Minho hatten einen Arm auf der Rückenlehne, um Jisungs Schultern gelegt. Dieser wollte ursprünglich auf seiner Schulter lehnen. Aber er rutschte langsam ab und ohne die Energie seinen Kopf wieder zu heben rutschte er auf Minhos Bauch. Die Hauptcharactere auf dem Bildschirm küssten sich. Viel zu eifrig für die eigentlich traurige Scene.
„Ich hab selten so schlechte Schauspieler gesehen." Meinte Minho trocken. „Aber man sieht dass die beiden sich, hinter den Kameras mögen." Lenkte Jisung ein und hob endlich seinen Kopf wieder.
„Ist mir doch egal ob die hinter der Kamera rummachen oder nicht. Ich wollte sowieso das sie mit dem anderen Kerl zusammenkommt." Minho nahm die Serie vielleicht ein kleines Stücken zu ernst. Aber nur ganz vielleicht.
„Na komm schon, regt dich nicht so auf..." Jisung strich ihm durch die Haare. Ein müdes Lächeln überspielte seine Lippen als Minho leise lachte und sich in die Berührung schmiegte. Jisung bemühte sich nicht zurück zum Bildschirm zu gucken. Minho war so oder so viel interessanter.
„Weißt du was?" meinte er, in seiner Stimme hing schlaf. „Hm?" Minho blinzelte die Augen zu, Wange in Jisung's kleiner Hand. „Irgendwie mag ich nicht was auf dem Spielplatz passiert ist."
Müdigkeit muss mit den Gehirnen der beiden etwas gemacht haben.
„Weil du hyperventiliert hast und fast zusammengebrochen bist?"
Minho wurde... langsam im Denken.
„Nein."
Jisung wurde selbstbewusster.
„Weil ich dich nicht so zum ersten Mal küssen wollte."
„Mhm." Minho summte nur.
Wäre Jisung nicht in ihn verliebt, oder so was ähnliches, hätte er ihn wirklich gerne geschlagen. Er rollte mit den Augen bevor er sich vorbeugte. Das zweite mal.
Das zweite Mal das er die Lippen des anderen auf seinen spürte. Warm und weich, so wie Mann es schon tausendmal aus Büchern gehört hat. Minho schreckte auf und riss seine Augen weit auf. Nach keiner weiteren Reaktion löste sich Jisung wieder.
Minho starrte ihn für eine Weile verdattert an. „Noch mal." Platze es dann aus ihm raus. Seine Hand fand den Nacken von Jisung und zog ihn zu sich. Langsam.
Der ließ es mit einem Lächeln geschehen, hielt auch noch Augenkontakt als ihre Lippen übereinander geisterten. „Na komm schon, bitte..." murmelte Minho in seinen Mund bevor sie ihren Kopf drehten und ihre Lippen wieder aufeinander trafen.
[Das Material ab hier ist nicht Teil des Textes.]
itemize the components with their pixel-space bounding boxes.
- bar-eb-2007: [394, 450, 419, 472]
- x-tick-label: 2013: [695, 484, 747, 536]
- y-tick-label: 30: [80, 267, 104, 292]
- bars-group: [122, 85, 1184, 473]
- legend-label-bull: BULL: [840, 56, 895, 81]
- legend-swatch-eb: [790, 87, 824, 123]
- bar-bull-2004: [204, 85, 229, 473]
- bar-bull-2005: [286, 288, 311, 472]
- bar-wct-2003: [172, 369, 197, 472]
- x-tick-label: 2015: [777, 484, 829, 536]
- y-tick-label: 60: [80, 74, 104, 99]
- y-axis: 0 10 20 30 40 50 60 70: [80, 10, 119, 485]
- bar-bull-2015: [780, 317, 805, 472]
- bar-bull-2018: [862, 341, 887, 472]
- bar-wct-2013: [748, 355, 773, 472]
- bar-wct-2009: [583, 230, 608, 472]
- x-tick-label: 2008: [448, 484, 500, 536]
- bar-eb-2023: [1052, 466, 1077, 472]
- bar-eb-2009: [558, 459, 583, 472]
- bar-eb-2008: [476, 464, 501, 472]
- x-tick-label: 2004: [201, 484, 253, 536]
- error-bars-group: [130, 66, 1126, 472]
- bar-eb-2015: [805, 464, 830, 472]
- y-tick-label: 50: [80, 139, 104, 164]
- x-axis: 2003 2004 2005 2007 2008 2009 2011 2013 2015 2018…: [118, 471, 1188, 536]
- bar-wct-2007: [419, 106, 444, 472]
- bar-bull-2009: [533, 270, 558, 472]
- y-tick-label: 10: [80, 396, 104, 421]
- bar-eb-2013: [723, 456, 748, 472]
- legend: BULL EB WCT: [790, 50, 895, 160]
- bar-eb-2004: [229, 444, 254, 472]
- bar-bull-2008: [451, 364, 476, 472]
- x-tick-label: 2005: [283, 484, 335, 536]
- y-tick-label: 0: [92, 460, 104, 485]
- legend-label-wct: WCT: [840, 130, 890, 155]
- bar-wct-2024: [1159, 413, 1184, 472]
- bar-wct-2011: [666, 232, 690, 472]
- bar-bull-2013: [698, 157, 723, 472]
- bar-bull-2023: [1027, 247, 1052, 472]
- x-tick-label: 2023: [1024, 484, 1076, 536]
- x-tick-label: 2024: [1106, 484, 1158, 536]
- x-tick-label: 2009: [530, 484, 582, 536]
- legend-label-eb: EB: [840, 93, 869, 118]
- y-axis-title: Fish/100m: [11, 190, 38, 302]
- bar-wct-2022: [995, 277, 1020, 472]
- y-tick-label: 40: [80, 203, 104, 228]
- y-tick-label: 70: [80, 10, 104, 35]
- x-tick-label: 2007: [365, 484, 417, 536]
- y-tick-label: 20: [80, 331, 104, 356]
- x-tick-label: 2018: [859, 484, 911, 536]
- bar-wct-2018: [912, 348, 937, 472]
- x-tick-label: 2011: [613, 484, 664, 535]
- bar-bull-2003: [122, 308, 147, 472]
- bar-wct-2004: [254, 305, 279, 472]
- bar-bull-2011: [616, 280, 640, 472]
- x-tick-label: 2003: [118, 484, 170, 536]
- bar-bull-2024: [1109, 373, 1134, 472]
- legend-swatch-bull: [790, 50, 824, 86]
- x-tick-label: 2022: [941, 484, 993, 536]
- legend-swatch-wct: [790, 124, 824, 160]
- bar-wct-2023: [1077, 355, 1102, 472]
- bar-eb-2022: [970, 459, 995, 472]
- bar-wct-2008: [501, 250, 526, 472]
Tomaten Ravioli auf ihren Lippen, küssten sie sich. Jisungs Hände fanden das Gesicht des anderen, seine Daumen rieben vorsichtig seine Wangen. Er versuchte das zu vermitteln, was er sich durch Worte nicht trauen würde.
Und es waren so viele unausgesprochene Sachen die ihre Lippen geräuschlos wechselten.
Danke dass du für mich da bist.
Danke dass du mich hältst.
Danke dass du mich magst.
Ich mag dich. Sehr.
Du bist mein Zuhause.
Die beiden lächelten in den Kuss, lösten sich aber nicht. Es ging von kurzen Küsschen zu, sinnlichen langen Bewegungen von zwei Lippenpaaren gegeneinander.
Und in diesem Moment, waren sogar die Katzen egal, die vor der Couch standen und sie anstarrten als hätten sie Aliens gesehen.